Don F. Pratt Memorial Museum is an official U.S. Army Museum located in Building 5702 on Tennessee Avenue at Fort Campbell, Kentucky. Military artifacts and memorabilia are available to touch and view at the museum which features interior and exterior exhibits that help visitors better reflect on military history. Included are helicopters, planes, jeeps, trucks, tanks, captured enemy weapons and equipment from World War II, the Korean War, Vietnam, the Persian Gulf War, Operation Iraqi Freedom and Operation Enduring Freedom in Afghanistan. Artifacts on exhibit include a recruiter's jeep from the 1970s and items which had belonged high-ranking Nazi officials including Adolf Hitler, Hermann Göring and Julius Streicher, captured by the 101st Airborne Division in 1945 in Berchtesgaden.

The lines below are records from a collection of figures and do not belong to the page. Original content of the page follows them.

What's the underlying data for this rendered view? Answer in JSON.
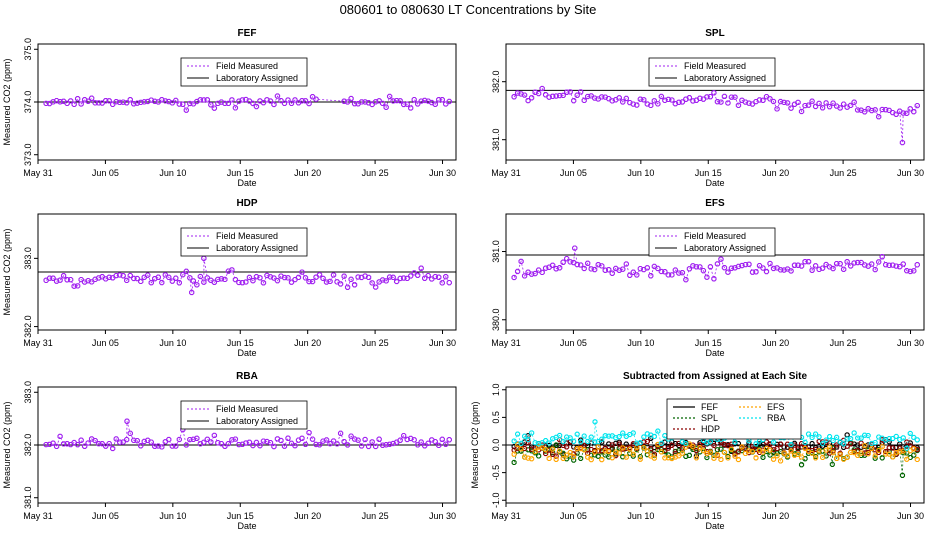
{
  "figure": {
    "title": "080601  to  080630 LT Concentrations by Site"
  },
  "colors": {
    "field": "#a020f0",
    "assigned": "#000000",
    "sites": {
      "FEF": "#000000",
      "SPL": "#006400",
      "HDP": "#8b0000",
      "EFS": "#ffa500",
      "RBA": "#00e5ee"
    }
  },
  "chart_data": [
    {
      "type": "scatter",
      "site": "FEF",
      "title": "FEF",
      "xlabel": "Date",
      "ylabel": "Measured CO2 (ppm)",
      "xlim": [
        0,
        31
      ],
      "ylim": [
        372.9,
        375.1
      ],
      "xticks": [
        "May 31",
        "Jun 05",
        "Jun 10",
        "Jun 15",
        "Jun 20",
        "Jun 25",
        "Jun 30"
      ],
      "yticks": [
        373.0,
        374.0,
        375.0
      ],
      "assigned": 374.0,
      "legend": [
        "Field Measured",
        "Laboratory Assigned"
      ],
      "legend_position": "top-center",
      "noise": 0.05,
      "noise_pos": 0.08,
      "noise_neg": 0.12,
      "gap": [
        20.8,
        22.7
      ],
      "pattern": [
        [
          0,
          0
        ],
        [
          22,
          0
        ],
        [
          22.7,
          0
        ],
        [
          31,
          0
        ]
      ]
    },
    {
      "type": "scatter",
      "site": "SPL",
      "title": "SPL",
      "xlabel": "Date",
      "ylabel": "",
      "xlim": [
        0,
        31
      ],
      "ylim": [
        380.65,
        382.65
      ],
      "xticks": [
        "May 31",
        "Jun 05",
        "Jun 10",
        "Jun 15",
        "Jun 20",
        "Jun 25",
        "Jun 30"
      ],
      "yticks": [
        381.0,
        382.0
      ],
      "assigned": 381.85,
      "legend": [
        "Field Measured",
        "Laboratory Assigned"
      ],
      "legend_position": "top-center",
      "noise": 0.06,
      "noise_pos": 0.1,
      "noise_neg": 0.1,
      "pattern": [
        [
          0,
          -0.05
        ],
        [
          10,
          -0.2
        ],
        [
          15,
          -0.15
        ],
        [
          24,
          -0.25
        ],
        [
          29,
          -0.4
        ],
        [
          31,
          -0.3
        ]
      ],
      "dips": [
        [
          29.4,
          380.95
        ]
      ]
    },
    {
      "type": "scatter",
      "site": "HDP",
      "title": "HDP",
      "xlabel": "Date",
      "ylabel": "Measured CO2 (ppm)",
      "xlim": [
        0,
        31
      ],
      "ylim": [
        381.95,
        383.65
      ],
      "xticks": [
        "May 31",
        "Jun 05",
        "Jun 10",
        "Jun 15",
        "Jun 20",
        "Jun 25",
        "Jun 30"
      ],
      "yticks": [
        382.0,
        383.0
      ],
      "assigned": 382.8,
      "legend": [
        "Field Measured",
        "Laboratory Assigned"
      ],
      "legend_position": "top-center",
      "noise": 0.06,
      "noise_pos": 0.14,
      "noise_neg": 0.14,
      "pattern": [
        [
          0,
          -0.1
        ],
        [
          31,
          -0.1
        ]
      ],
      "dips": [
        [
          12.3,
          383.0
        ],
        [
          11.4,
          382.5
        ]
      ]
    },
    {
      "type": "scatter",
      "site": "EFS",
      "title": "EFS",
      "xlabel": "Date",
      "ylabel": "",
      "xlim": [
        0,
        31
      ],
      "ylim": [
        379.85,
        381.55
      ],
      "xticks": [
        "May 31",
        "Jun 05",
        "Jun 10",
        "Jun 15",
        "Jun 20",
        "Jun 25",
        "Jun 30"
      ],
      "yticks": [
        380.0,
        381.0
      ],
      "assigned": 380.95,
      "legend": [
        "Field Measured",
        "Laboratory Assigned"
      ],
      "legend_position": "top-center",
      "noise": 0.07,
      "noise_pos": 0.12,
      "noise_neg": 0.12,
      "pattern": [
        [
          0,
          -0.3
        ],
        [
          5,
          -0.1
        ],
        [
          9,
          -0.25
        ],
        [
          15,
          -0.2
        ],
        [
          25,
          -0.15
        ],
        [
          31,
          -0.2
        ]
      ],
      "dips": [
        [
          5.1,
          381.05
        ]
      ]
    },
    {
      "type": "scatter",
      "site": "RBA",
      "title": "RBA",
      "xlabel": "Date",
      "ylabel": "Measured CO2 (ppm)",
      "xlim": [
        0,
        31
      ],
      "ylim": [
        380.9,
        383.1
      ],
      "xticks": [
        "May 31",
        "Jun 05",
        "Jun 10",
        "Jun 15",
        "Jun 20",
        "Jun 25",
        "Jun 30"
      ],
      "yticks": [
        381.0,
        382.0,
        383.0
      ],
      "assigned": 382.0,
      "legend": [
        "Field Measured",
        "Laboratory Assigned"
      ],
      "legend_position": "top-center",
      "noise": 0.08,
      "noise_pos": 0.2,
      "noise_neg": 0.12,
      "pattern": [
        [
          0,
          0.05
        ],
        [
          31,
          0.05
        ]
      ],
      "dips": [
        [
          6.6,
          382.45
        ]
      ]
    },
    {
      "type": "scatter",
      "site": "ALL",
      "title": "Subtracted from Assigned at Each Site",
      "xlabel": "Date",
      "ylabel": "Measured CO2 (ppm)",
      "xlim": [
        0,
        31
      ],
      "ylim": [
        -1.05,
        1.05
      ],
      "xticks": [
        "May 31",
        "Jun 05",
        "Jun 10",
        "Jun 15",
        "Jun 20",
        "Jun 25",
        "Jun 30"
      ],
      "yticks": [
        -1.0,
        -0.5,
        0.0,
        0.5,
        1.0
      ],
      "zero_line": 0.0,
      "legend": [
        "FEF",
        "SPL",
        "HDP",
        "EFS",
        "RBA"
      ],
      "legend_position": "top-center",
      "series": [
        {
          "name": "FEF",
          "color": "#000000",
          "base": 0.0,
          "noise": 0.06
        },
        {
          "name": "SPL",
          "color": "#006400",
          "base": -0.15,
          "noise": 0.1
        },
        {
          "name": "HDP",
          "color": "#8b0000",
          "base": -0.05,
          "noise": 0.12
        },
        {
          "name": "EFS",
          "color": "#ffa500",
          "base": -0.15,
          "noise": 0.12
        },
        {
          "name": "RBA",
          "color": "#00e5ee",
          "base": 0.12,
          "noise": 0.1
        }
      ]
    }
  ]
}
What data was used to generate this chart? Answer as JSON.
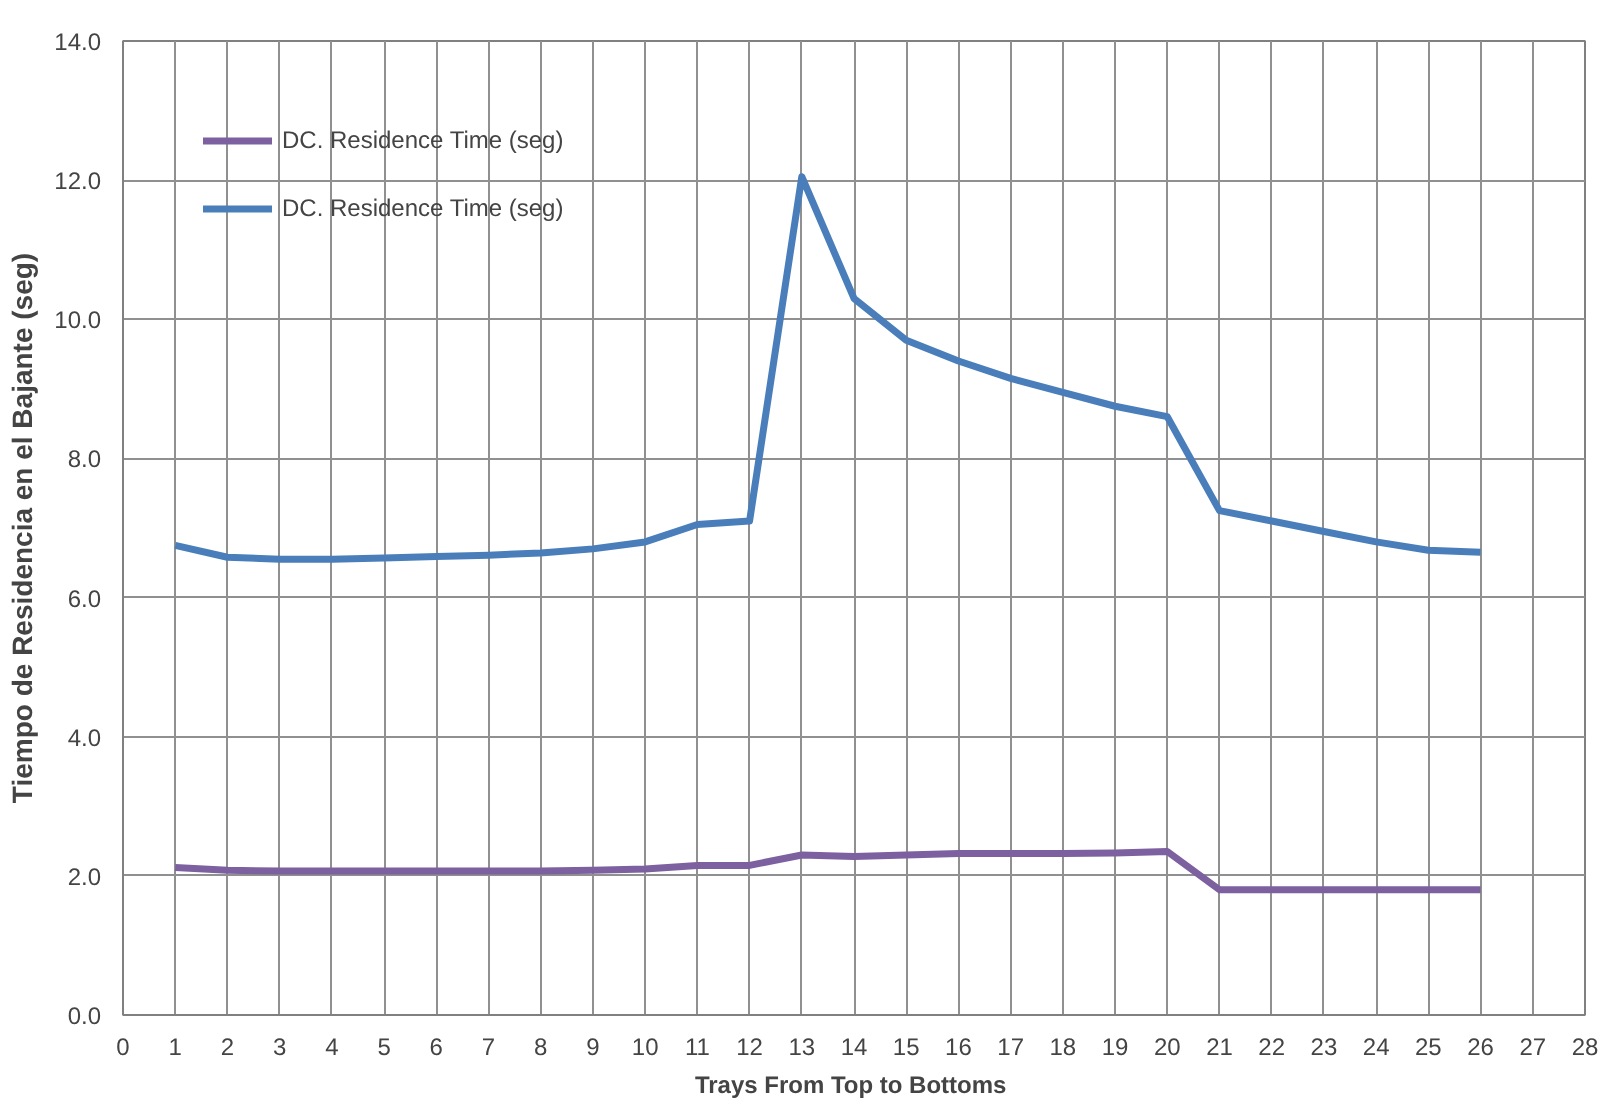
{
  "chart_data": {
    "type": "line",
    "xlabel": "Trays From  Top to Bottoms",
    "ylabel": "Tiempo de Residencia en el Bajante (seg)",
    "x": [
      1,
      2,
      3,
      4,
      5,
      6,
      7,
      8,
      9,
      10,
      11,
      12,
      13,
      14,
      15,
      16,
      17,
      18,
      19,
      20,
      21,
      22,
      23,
      24,
      25,
      26
    ],
    "series": [
      {
        "name": "DC. Residence Time (seg)",
        "color": "#7d60a0",
        "values": [
          2.12,
          2.08,
          2.07,
          2.07,
          2.07,
          2.07,
          2.07,
          2.07,
          2.08,
          2.1,
          2.15,
          2.15,
          2.3,
          2.28,
          2.3,
          2.32,
          2.32,
          2.32,
          2.33,
          2.35,
          1.8,
          1.8,
          1.8,
          1.8,
          1.8,
          1.8
        ]
      },
      {
        "name": "DC. Residence Time (seg)",
        "color": "#4a7ebb",
        "values": [
          6.75,
          6.58,
          6.55,
          6.55,
          6.57,
          6.59,
          6.61,
          6.64,
          6.7,
          6.8,
          7.05,
          7.1,
          12.05,
          10.3,
          9.7,
          9.4,
          9.15,
          8.95,
          8.75,
          8.6,
          7.25,
          7.1,
          6.95,
          6.8,
          6.68,
          6.65
        ]
      }
    ],
    "xlim": [
      0,
      28
    ],
    "xticks": [
      0,
      1,
      2,
      3,
      4,
      5,
      6,
      7,
      8,
      9,
      10,
      11,
      12,
      13,
      14,
      15,
      16,
      17,
      18,
      19,
      20,
      21,
      22,
      23,
      24,
      25,
      26,
      27,
      28
    ],
    "ylim": [
      0,
      14
    ],
    "yticks": [
      {
        "value": 0,
        "label": "0.0"
      },
      {
        "value": 2,
        "label": "2.0"
      },
      {
        "value": 4,
        "label": "4.0"
      },
      {
        "value": 6,
        "label": "6.0"
      },
      {
        "value": 8,
        "label": "8.0"
      },
      {
        "value": 10,
        "label": "10.0"
      },
      {
        "value": 12,
        "label": "12.0"
      },
      {
        "value": 14,
        "label": "14.0"
      }
    ],
    "grid": true,
    "legend": "top left",
    "marker": "none",
    "line_style": "solid"
  }
}
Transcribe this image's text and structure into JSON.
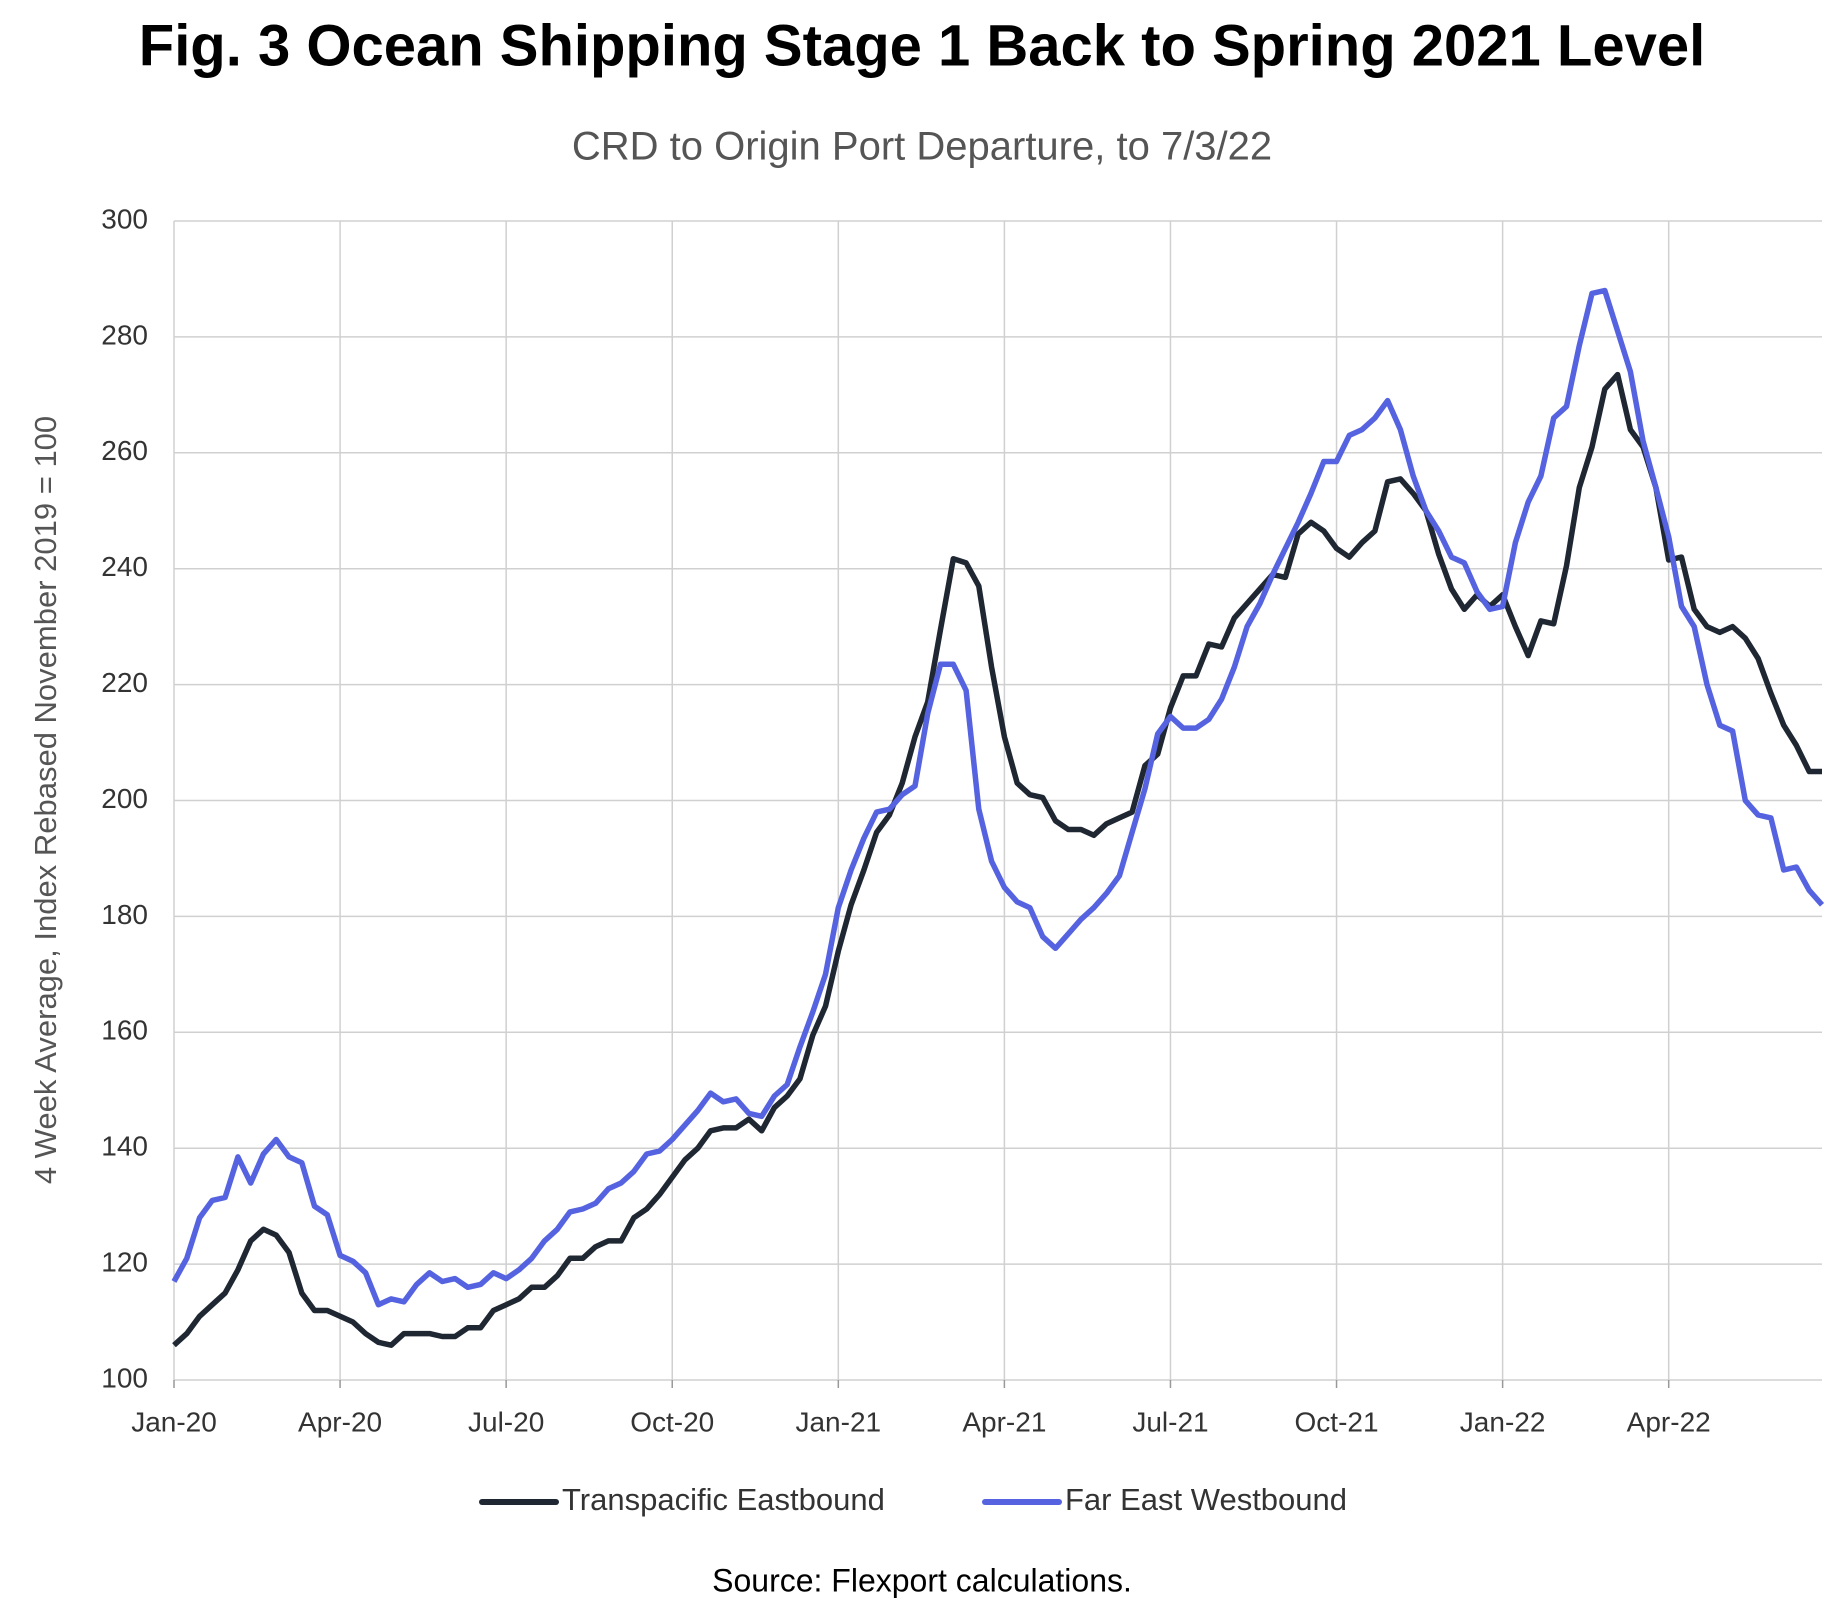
{
  "chart_data": {
    "type": "line",
    "title": "Fig. 3 Ocean Shipping Stage 1 Back to Spring 2021 Level",
    "subtitle": "CRD to Origin Port Departure, to 7/3/22",
    "y_label": "4 Week Average, Index Rebased November 2019 = 100",
    "source": "Source: Flexport calculations.",
    "categories": [
      "Jan-20",
      null,
      null,
      null,
      null,
      null,
      null,
      null,
      null,
      null,
      null,
      null,
      null,
      "Apr-20",
      null,
      null,
      null,
      null,
      null,
      null,
      null,
      null,
      null,
      null,
      null,
      null,
      "Jul-20",
      null,
      null,
      null,
      null,
      null,
      null,
      null,
      null,
      null,
      null,
      null,
      null,
      "Oct-20",
      null,
      null,
      null,
      null,
      null,
      null,
      null,
      null,
      null,
      null,
      null,
      null,
      "Jan-21",
      null,
      null,
      null,
      null,
      null,
      null,
      null,
      null,
      null,
      null,
      null,
      null,
      "Apr-21",
      null,
      null,
      null,
      null,
      null,
      null,
      null,
      null,
      null,
      null,
      null,
      null,
      "Jul-21",
      null,
      null,
      null,
      null,
      null,
      null,
      null,
      null,
      null,
      null,
      null,
      null,
      "Oct-21",
      null,
      null,
      null,
      null,
      null,
      null,
      null,
      null,
      null,
      null,
      null,
      null,
      "Jan-22",
      null,
      null,
      null,
      null,
      null,
      null,
      null,
      null,
      null,
      null,
      null,
      null,
      "Apr-22",
      null,
      null,
      null,
      null,
      null,
      null,
      null,
      null,
      null,
      null,
      null,
      null
    ],
    "series": [
      {
        "name": "Transpacific Eastbound",
        "color": "#1f2733",
        "values": [
          106,
          108,
          111,
          113,
          115,
          119,
          124,
          126,
          125,
          122,
          115,
          112,
          112,
          111,
          110,
          108,
          106.5,
          106,
          108,
          108,
          108,
          107.5,
          107.5,
          109,
          109,
          112,
          113,
          114,
          116,
          116,
          118,
          121,
          121,
          123,
          124,
          124,
          128,
          129.5,
          132,
          135,
          138,
          140,
          143,
          143.5,
          143.5,
          145,
          143,
          147,
          149,
          152,
          159.5,
          164.5,
          174,
          182,
          188,
          194.5,
          197.5,
          203,
          211,
          217,
          229.5,
          241.7,
          241,
          237,
          223,
          211,
          203,
          201,
          200.5,
          196.5,
          195,
          195,
          194,
          196,
          197,
          198,
          206,
          208,
          216,
          221.5,
          221.5,
          227,
          226.5,
          231.5,
          234,
          236.5,
          239,
          238.5,
          246,
          248,
          246.5,
          243.5,
          242,
          244.5,
          246.5,
          255,
          255.5,
          253,
          250,
          242.5,
          236.5,
          233,
          235.5,
          233.5,
          235.5,
          230,
          225,
          231,
          230.5,
          240.5,
          254,
          261,
          271,
          273.5,
          264,
          261,
          254,
          241.5,
          242,
          233,
          230,
          229,
          230,
          228,
          224.5,
          218.5,
          213,
          209.5,
          205,
          205
        ]
      },
      {
        "name": "Far East Westbound",
        "color": "#5563e0",
        "values": [
          117,
          121,
          128,
          131,
          131.5,
          138.5,
          134,
          139,
          141.5,
          138.5,
          137.5,
          130,
          128.5,
          121.5,
          120.5,
          118.5,
          113,
          114,
          113.5,
          116.5,
          118.5,
          117,
          117.5,
          116,
          116.5,
          118.5,
          117.5,
          119,
          121,
          124,
          126,
          129,
          129.5,
          130.5,
          133,
          134,
          136,
          139,
          139.5,
          141.5,
          144,
          146.5,
          149.5,
          148,
          148.5,
          146,
          145.5,
          149,
          151,
          157.5,
          163.5,
          170,
          181.5,
          188,
          193.5,
          198,
          198.5,
          201,
          202.5,
          215,
          223.5,
          223.5,
          219,
          198.5,
          189.5,
          185,
          182.5,
          181.5,
          176.5,
          174.5,
          177,
          179.5,
          181.5,
          184,
          187,
          194.5,
          202,
          211.5,
          214.5,
          212.5,
          212.5,
          214,
          217.5,
          223,
          230,
          234,
          239,
          243.5,
          248,
          253,
          258.5,
          258.5,
          263,
          264,
          266,
          269,
          264,
          256,
          250,
          246.5,
          242,
          241,
          236,
          233,
          233.5,
          244.5,
          251.5,
          256,
          266,
          268,
          278.5,
          287.5,
          288,
          281,
          274,
          262,
          254,
          245.5,
          233.5,
          230,
          220,
          213,
          212,
          200,
          197.5,
          197,
          188,
          188.5,
          184.5,
          182
        ]
      }
    ],
    "ylim": [
      100,
      300
    ],
    "yticks": [
      100,
      120,
      140,
      160,
      180,
      200,
      220,
      240,
      260,
      280,
      300
    ],
    "grid": true
  }
}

The main museum theme focuses on the history of Fort Campbell and the 101st Airborne Division, but also visitors experience some of this by stepping inside a restored CG-4A cargo glider. The museum also has exhibits dedicated to the 11th Airborne Division, 5th Special Forces Group, 160th Special Operations Aviation Regiment, and the 12th, 14th, and 20th Armored Divisions which trained at Fort Campbell during World War II.

==Foundation==
The Fort Campbell Historical Foundation is a not-for-profit 501(c)(3) organization providing support and assistance to the Fort Campbell Don F. Pratt Museum while working to build the new Wings of Liberty Military Museum and Fort Campbell Historical Complex.